F. Spearman correlation of,TERT, TERC, IL1R1 and cytokine related gene expression and RTL (Relative telomere length) in 34 TNBC tissue samples with each other and RTL represented as heat map; gene expression was normalized to the18S gene; for telomere length the 36B4 single-copy gene was used for normalization (as in Figure 1D); fold change of TL was calculated with respect to TL in HT1080 cells.

A. Gene Ontology (GO) analysis of top 500 genes correlated with telomere elongation across 31 cancer types (as reported in Barthel et al., 2017) Top 5 hits for ‘biological processes’ represented in descending order of enrichment; respective fold enrichments shown by individual bars (x-axis – top); the false discovery rate (FDR) shown by blue line.

B. TNBC tissue (N=6 each for long or short telomere samples) were tested for TERT and TERC expression (The Telomerase activity for these samples was estimated with HT1080 cell lysate as a reference . The normalized values (to the group average) were plotted in a heat map (left) for telomerase activity, TERT and TERC gene expression in the TNBC samples used in Supplementary Figure 7D along with corresponding % TAM values (top left). The Spearman correlation matrix (top right) and p values (bottom).have been provided.
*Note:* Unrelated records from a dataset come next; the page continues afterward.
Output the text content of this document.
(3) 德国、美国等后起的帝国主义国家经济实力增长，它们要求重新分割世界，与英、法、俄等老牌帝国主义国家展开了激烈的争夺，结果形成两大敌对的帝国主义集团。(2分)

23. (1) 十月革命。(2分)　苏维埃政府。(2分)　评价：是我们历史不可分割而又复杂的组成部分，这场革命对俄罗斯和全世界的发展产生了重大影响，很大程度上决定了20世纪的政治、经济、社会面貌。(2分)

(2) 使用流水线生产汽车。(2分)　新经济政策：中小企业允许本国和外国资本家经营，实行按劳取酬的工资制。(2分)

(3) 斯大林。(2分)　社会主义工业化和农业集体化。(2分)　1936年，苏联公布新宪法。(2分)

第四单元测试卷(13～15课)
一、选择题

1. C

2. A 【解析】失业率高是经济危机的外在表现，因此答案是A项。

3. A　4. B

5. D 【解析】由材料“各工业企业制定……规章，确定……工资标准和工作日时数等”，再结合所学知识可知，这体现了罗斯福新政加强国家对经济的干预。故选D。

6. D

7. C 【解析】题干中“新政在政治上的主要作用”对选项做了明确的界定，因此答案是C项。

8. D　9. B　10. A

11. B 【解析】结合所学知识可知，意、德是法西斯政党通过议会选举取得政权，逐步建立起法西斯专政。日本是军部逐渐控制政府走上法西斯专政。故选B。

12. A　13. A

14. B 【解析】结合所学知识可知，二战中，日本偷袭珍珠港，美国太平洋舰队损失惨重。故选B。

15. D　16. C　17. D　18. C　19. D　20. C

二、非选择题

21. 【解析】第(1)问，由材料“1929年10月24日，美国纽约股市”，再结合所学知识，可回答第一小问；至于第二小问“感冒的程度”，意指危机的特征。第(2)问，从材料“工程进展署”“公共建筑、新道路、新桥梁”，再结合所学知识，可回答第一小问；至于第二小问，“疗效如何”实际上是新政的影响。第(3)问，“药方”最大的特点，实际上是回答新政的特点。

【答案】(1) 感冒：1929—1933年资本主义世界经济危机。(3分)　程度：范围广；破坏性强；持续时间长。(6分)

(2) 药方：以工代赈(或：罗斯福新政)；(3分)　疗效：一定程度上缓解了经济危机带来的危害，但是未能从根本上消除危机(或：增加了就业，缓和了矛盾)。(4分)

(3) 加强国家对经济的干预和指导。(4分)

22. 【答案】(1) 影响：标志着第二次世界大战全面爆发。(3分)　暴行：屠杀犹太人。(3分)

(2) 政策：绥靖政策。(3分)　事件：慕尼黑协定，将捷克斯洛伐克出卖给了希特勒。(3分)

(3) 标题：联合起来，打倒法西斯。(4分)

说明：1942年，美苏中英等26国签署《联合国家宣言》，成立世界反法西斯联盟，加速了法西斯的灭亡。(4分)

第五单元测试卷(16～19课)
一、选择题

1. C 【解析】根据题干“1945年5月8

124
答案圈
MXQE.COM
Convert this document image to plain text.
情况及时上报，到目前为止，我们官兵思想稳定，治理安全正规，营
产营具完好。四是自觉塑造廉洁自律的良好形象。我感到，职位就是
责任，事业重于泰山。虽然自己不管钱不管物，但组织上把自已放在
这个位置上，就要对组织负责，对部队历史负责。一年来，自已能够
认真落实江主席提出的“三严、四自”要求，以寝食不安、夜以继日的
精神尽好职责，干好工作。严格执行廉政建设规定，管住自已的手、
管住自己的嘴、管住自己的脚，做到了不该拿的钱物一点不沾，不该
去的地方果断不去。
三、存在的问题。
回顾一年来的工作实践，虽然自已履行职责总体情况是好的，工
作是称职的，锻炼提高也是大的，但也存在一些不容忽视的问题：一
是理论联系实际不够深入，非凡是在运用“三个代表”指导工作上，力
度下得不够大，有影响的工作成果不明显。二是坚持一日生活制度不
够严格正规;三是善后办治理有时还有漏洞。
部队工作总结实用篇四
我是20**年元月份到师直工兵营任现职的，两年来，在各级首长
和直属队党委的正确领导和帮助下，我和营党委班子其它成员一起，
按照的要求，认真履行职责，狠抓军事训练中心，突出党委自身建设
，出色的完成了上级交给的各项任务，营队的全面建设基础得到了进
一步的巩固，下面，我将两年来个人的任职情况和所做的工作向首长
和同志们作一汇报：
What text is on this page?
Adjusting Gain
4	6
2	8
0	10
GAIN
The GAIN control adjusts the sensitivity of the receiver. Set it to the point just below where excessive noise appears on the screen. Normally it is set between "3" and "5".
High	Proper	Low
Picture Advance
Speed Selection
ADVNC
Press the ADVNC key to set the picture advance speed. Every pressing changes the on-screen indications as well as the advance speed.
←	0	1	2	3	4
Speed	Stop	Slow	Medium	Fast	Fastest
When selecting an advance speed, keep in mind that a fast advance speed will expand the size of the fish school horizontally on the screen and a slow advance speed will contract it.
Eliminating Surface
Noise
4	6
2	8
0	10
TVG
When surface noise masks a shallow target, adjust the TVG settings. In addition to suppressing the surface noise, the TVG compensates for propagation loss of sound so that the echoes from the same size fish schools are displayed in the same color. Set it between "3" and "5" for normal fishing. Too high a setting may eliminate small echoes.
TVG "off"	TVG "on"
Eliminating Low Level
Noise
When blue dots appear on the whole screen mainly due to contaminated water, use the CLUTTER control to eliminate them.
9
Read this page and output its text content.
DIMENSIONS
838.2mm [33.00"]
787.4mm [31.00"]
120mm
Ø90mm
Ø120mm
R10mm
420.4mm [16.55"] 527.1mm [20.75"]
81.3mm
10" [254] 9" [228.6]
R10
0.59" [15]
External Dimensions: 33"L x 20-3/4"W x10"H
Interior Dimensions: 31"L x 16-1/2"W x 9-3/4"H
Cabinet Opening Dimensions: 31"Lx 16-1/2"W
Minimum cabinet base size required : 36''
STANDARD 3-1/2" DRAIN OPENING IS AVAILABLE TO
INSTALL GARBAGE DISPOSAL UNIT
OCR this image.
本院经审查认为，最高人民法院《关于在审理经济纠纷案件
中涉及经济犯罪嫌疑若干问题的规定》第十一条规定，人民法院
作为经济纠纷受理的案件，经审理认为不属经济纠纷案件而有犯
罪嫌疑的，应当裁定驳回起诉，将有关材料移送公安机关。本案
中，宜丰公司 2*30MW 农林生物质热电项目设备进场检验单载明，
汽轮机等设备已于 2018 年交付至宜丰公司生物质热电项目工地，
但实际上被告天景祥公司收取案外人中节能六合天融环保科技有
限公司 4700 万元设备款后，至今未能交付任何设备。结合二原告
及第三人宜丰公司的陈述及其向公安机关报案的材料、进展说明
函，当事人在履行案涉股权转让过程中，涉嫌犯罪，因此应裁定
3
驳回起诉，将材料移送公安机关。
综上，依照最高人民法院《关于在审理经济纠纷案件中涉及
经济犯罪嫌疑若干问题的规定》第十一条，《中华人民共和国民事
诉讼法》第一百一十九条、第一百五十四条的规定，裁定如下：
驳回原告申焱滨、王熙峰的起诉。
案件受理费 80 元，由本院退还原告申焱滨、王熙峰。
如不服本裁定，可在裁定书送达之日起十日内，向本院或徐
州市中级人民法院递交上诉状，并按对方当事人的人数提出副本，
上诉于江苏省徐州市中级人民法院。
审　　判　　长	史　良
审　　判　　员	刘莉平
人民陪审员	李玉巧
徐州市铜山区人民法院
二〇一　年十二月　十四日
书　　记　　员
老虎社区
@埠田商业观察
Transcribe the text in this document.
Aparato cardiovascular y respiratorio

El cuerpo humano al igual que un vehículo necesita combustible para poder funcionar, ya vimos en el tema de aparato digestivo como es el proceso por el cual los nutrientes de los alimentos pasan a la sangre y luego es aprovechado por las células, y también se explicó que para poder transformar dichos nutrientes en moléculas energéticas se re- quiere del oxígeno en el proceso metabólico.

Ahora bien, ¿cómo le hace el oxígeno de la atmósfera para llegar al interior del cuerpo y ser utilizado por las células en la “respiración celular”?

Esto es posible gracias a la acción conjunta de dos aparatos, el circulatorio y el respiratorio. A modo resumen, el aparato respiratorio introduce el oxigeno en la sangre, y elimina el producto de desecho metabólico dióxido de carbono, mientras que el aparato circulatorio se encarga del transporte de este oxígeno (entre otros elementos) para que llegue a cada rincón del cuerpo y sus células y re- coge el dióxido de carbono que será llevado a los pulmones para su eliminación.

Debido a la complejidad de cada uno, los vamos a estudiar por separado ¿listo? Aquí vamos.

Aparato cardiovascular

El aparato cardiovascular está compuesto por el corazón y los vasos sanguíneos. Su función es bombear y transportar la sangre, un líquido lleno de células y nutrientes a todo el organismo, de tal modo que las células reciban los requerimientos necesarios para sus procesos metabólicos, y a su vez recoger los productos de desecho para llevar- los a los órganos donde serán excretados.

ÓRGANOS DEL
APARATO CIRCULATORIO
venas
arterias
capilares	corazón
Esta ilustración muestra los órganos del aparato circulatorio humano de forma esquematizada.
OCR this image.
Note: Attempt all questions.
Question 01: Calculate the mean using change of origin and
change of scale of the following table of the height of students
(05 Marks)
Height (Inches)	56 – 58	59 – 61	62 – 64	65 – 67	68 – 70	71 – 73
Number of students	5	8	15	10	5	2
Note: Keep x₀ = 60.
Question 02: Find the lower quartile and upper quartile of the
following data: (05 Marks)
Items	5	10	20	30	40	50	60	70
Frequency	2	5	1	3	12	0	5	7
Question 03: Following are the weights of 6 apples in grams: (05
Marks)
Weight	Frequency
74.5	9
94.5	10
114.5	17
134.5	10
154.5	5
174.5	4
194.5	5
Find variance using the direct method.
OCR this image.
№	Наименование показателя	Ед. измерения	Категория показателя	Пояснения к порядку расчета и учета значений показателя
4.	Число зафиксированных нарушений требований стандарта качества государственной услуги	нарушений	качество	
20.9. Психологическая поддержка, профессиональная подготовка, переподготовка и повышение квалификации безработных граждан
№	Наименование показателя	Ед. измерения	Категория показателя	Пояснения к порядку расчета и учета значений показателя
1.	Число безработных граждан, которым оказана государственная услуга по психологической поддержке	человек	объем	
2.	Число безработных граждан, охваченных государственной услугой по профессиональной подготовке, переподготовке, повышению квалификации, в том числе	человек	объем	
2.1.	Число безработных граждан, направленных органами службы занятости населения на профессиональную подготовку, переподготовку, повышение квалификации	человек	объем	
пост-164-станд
C. CD206 levels by immuno-flow cytometry in THP1 cells and macrophages differentiated from THP1 cells into M0 or M2 types (described in Methods) and plotted along X-axis in log scale (top panel). Bright-field images at 10X magnification for each cell stage shown in top right panel.

D. Different dosages of IL1RA was checked based on previously published reports and the minimal concentration where change in IL1R1 expression was seen (20 ng/ml) was used in other functional assays.

E. mRNA expression of IL1R1 was tested in MDAMB-231 cells after a 48-hr. treatment with various reported G4-binding ligands. GAPDH was used as a normalizing control.